Communiqué de presse

Ahmed Mansoor, lauréat 2015 du prix Martin Ennals, interdit de voyage

Dix groupes de défense des droits humains représentés au sein du jury du prix Martin Ennals ont demandé mardi 15 septembre aux autorités des Émirats arabes unis de lever l’interdiction de voyager prononcée contre Ahmed Mansoor, l’un des trois défenseurs des droits humains récompensés par ce prix en 2015, et de lui délivrer un passeport.

Grandement respecté car il est l’une des rares voix aux Émirats arabes unis à proposer une évaluation indépendante et crédible des évolutions sur le terrain des droits humains dans le pays, Ahmed Mansoor fait régulièrement état de ses inquiétudes concernant la détention arbitraire, la torture ou d’autres traitements dégradants, ainsi que le non-respect des normes internationales d’équité des procès. Il attire également l’attention sur d’autres atteintes aux droits humains, notamment contre les travailleurs migrants.

Ahmed Mansoor a pour ces raisons été à de nombreuses reprises victime de manœuvres d’intimidation, de harcèlement et de menaces de mort de la part des autorités émiriennes ou de leurs sympathisants, et a notamment été arrêté et emprisonné en 2011 à l’issue d’un procès inique. Lui-même et quatre autres militants ayant appelé de leurs vœux l’avènement des droits démocratiques aux Émirats arabes unis ont été emprisonnés en 2011 pour « outrage à des représentants de l’État ». Bien que gracié et relâché plus tard cette année-là, Ahmed Mansoor s’est vu interdire de voyager et confisquer son passeport.

C’est en raison de son action courageuse qu’Ahmed Mansoor fait partie des trois finalistes du prix Martin Ennals qui seront récompensés lors d’une cérémonie qui se déroulera à Genève le 6 octobre. Ce prix est généralement remis par le haut-commissaire des Nations unies aux droits de l’homme.

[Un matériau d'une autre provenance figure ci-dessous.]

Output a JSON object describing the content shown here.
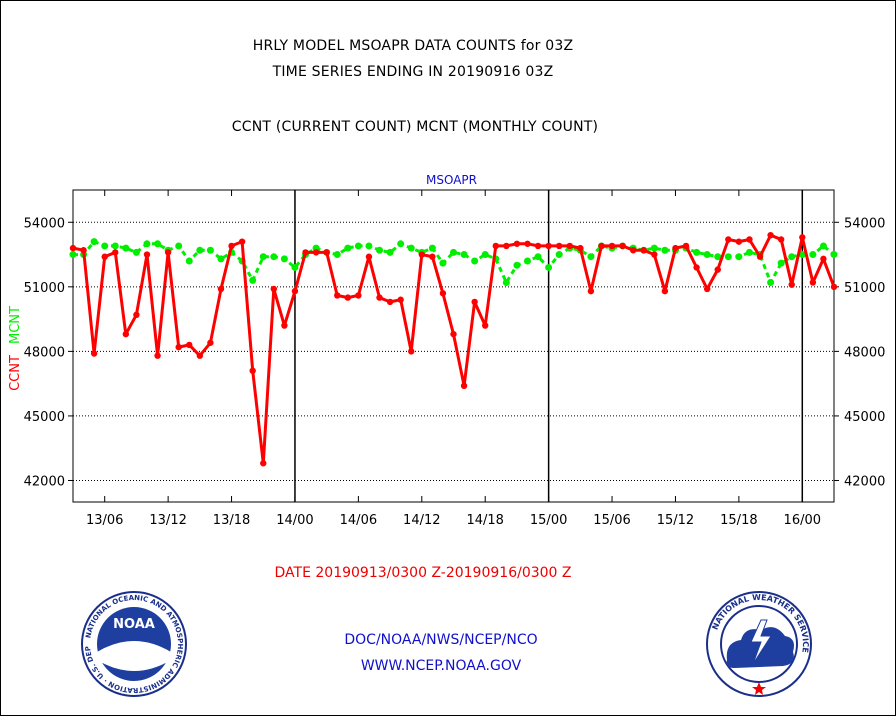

Cependant, au vu de l’état actuel des choses, Ahmed Mansoor ne sera pas en mesure de se rendre à Genève pour la cérémonie, car les autorités des Émirats arabes unis lui ont imposé de façon arbitraire une interdiction de voyager et refusent de lui rendre son passeport, confisqué en 2011. L’interdiction de voyager prononcée à son encontre ainsi que la confiscation de son passeport constituent des atteintes au droit de circuler librement dont Ahmed Mansoor devrait pouvoir jouir en vertu du droit international relatif aux droits humains, étant donné que ces mesures ont été mises en place afin de le sanctionner pour les actions pacifiques qu’il mène en tant que défenseur des droits humains.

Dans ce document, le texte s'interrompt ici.